Je me suis amusé à écrire ce petit texte sans prétention aucune. Toute critique, voire toute correction par ceux ou celles qui me feront l'amitié de le lire seront les bienvenues


L’IMPASSE












Il existe dans Paris des endroits préservés du temps et de ses outrages, des endroits connus pratiquement des seuls initiés, de ceux que leurs pas amènent devant des portes cochères dont il faut attendre parfois l’ouverture et les franchir sous l’œil suspicieux d’un gardien ou d’une concierge: Je parle de tous ces passages, ces impasses qui fleurissent dans beaucoup d'arrondissements, particulièrement dans le XI et le XIIème, dans ces endroits industrieux, peuplés d’artisans ou d’artistes et quelquefois la frontière est bien difficile à tracer entre les deux catégories.

Enfin, une fois franchie la porte, parfois encombrée de poubelles qu’il faut pousser de la main ou de vélos munis de chaînes antivol, on se retrouve dans un îlot oublié, loin de l’agitation et du bruit de la rue: Les voitures ne peuvent venir jusqu’ici et on se retrouve miraculeusement dans un Paris du dix septièmes ou dix huitièmes siècles, une cour faite de pavés inégaux que des chevaux ont du fouler avant qu’ils ne soient remplacés par cet accessoire indispensable de notre civilisation moderne, la voiture la bagnole sacralisée avec toutes ses exigences et sa sournoise pollution.

Dans ces charmants endroits, la glycine et le lierre se lancent à l’assaut de façades au teint grisâtre et où quelquefois se distingue encore le cadran d’un cadran solaire qui met une note de gaieté dans ce décor un peu austère.
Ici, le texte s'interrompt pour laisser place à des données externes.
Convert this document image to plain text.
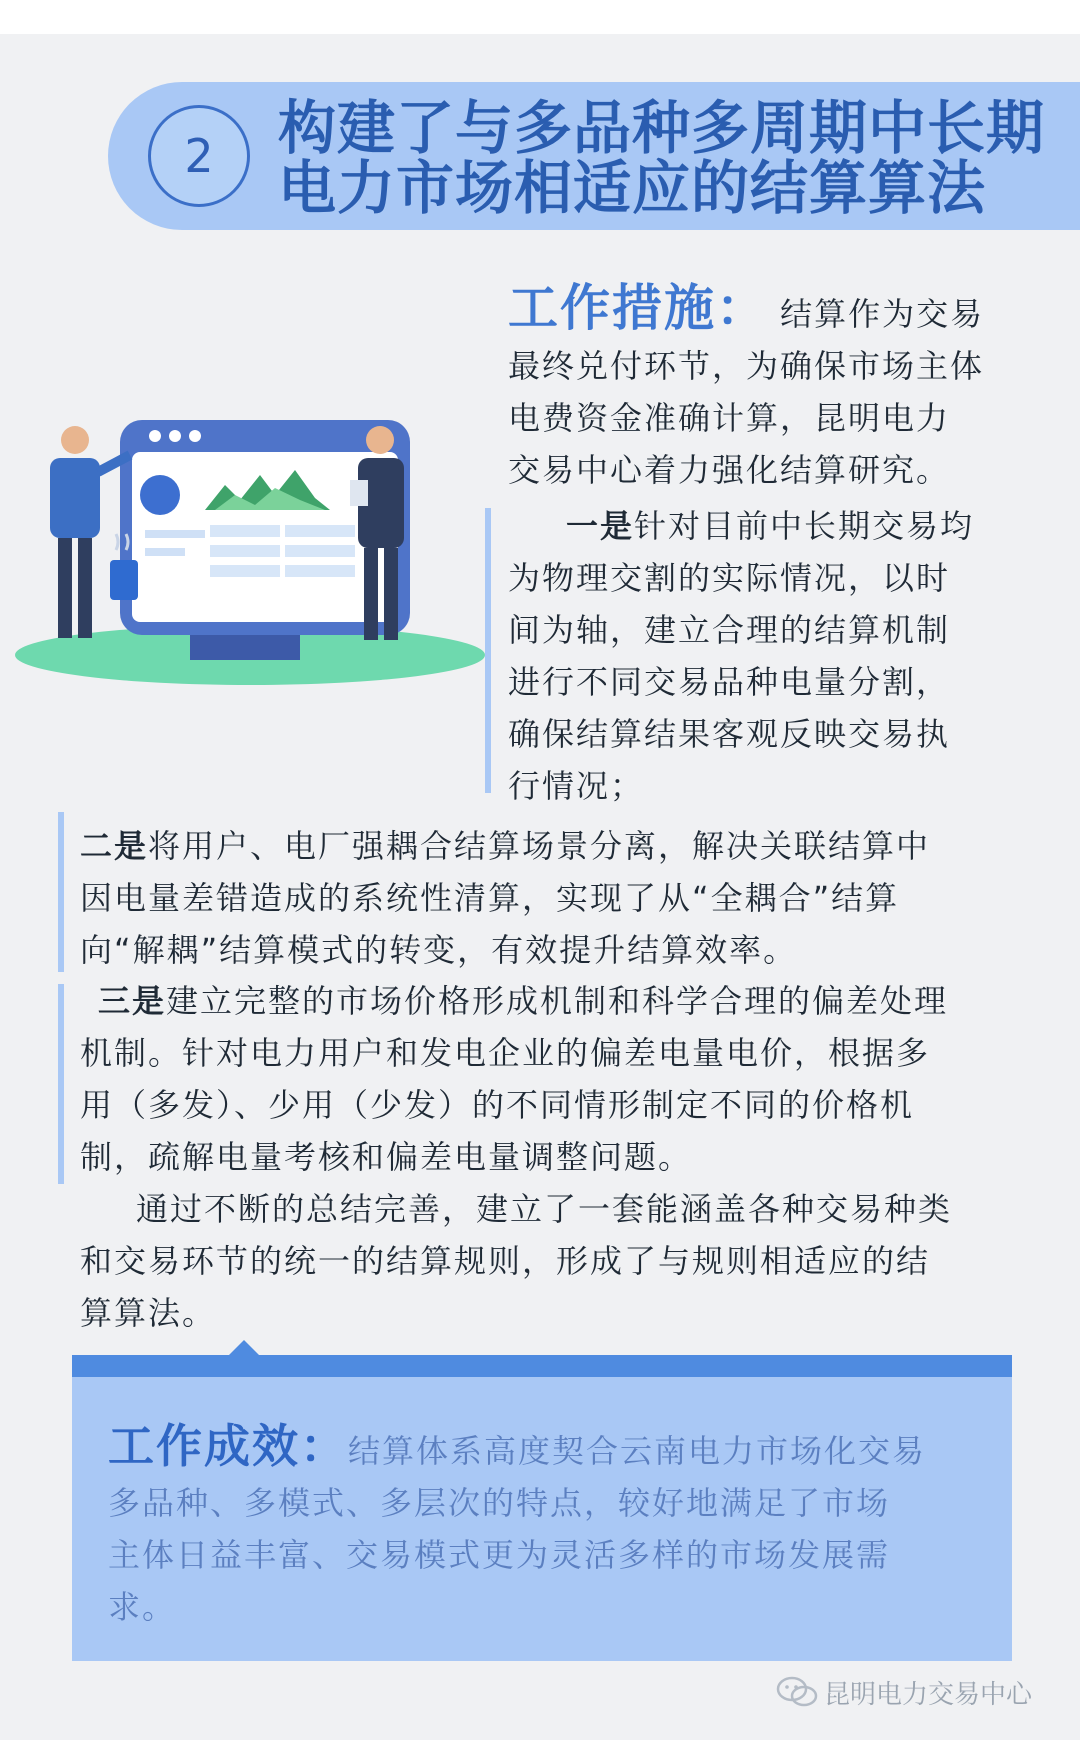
2	构建了与多品种多周期中长期
电力市场相适应的结算算法
工作措施： 结算作为交易
最终兑付环节，为确保市场主体
电费资金准确计算，昆明电力
交易中心着力强化结算研究。
一是针对目前中长期交易均
为物理交割的实际情况，以时
间为轴，建立合理的结算机制
进行不同交易品种电量分割，
确保结算结果客观反映交易执
行情况；
二是将用户、电厂强耦合结算场景分离，解决关联结算中
因电量差错造成的系统性清算，实现了从“全耦合”结算
向“解耦”结算模式的转变，有效提升结算效率。
三是建立完整的市场价格形成机制和科学合理的偏差处理
机制。针对电力用户和发电企业的偏差电量电价，根据多
用（多发）、少用（少发）的不同情形制定不同的价格机
制，疏解电量考核和偏差电量调整问题。
通过不断的总结完善，建立了一套能涵盖各种交易种类
和交易环节的统一的结算规则，形成了与规则相适应的结
算算法。
工作成效：结算体系高度契合云南电力市场化交易
多品种、多模式、多层次的特点，较好地满足了市场
主体日益丰富、交易模式更为灵活多样的市场发展需
求。
昆明电力交易中心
Des façades laissent voir de grandes baies vitrées parfois envahies de vénérables toiles d’araignées, de coquettes maisons de ville s’insinuent, mine de rien, comme par excuse, entre de hauts murs qui gardent le souvenir du passage d'un juvénile saute ruisseau ou d'un voyou de barrière et où Pierre aime toujours Lili. Ces attendrissants graffitis, frais et naïfs avant que nos modernes taggeurs viennent gâcher, polluer avec leurs bombes à peinture d’innocents murs qui ne leur ont rien fait, pour le seul plaisir de saccager, de détruire, dans l’impossibilité qu’ils sont de penser qu’ils pourraient construire au lieu de détruire

Impasse Mouysset, du côté de la place Daumesnil, passage de la Main d’or, cour du Bel air ou de la Maison brûlée dans le Faubourg, passages qui font parties de mes pérégrinations matinales et vespérales et où pendant un instant je me prends à rêver entre deux tiges de bambou, un brin d’asphodèle ou un attendrissant jardin pas plus grand qu’un mouchoir de poche où un propriétaire cultive amoureusement 2 touffes de persil ou un brin de thym et même une pousse de tomates qui, vaillamment, enfante de rachitiques fruits qui n’auront jamais le temps de mûrir, rattrapés qu’elles seront par les premiers frimas d’automne.

J’aime ces endroits particuliers, ignorés du temps, des touristes et de la grande foule qui arpente les trottoirs d’un air affairé et la plupart du temps renfrogné. Je les considère comme mon jardin secret pour leur charme suranné mais aussi pour une autre raison que je veux maintenant te conter…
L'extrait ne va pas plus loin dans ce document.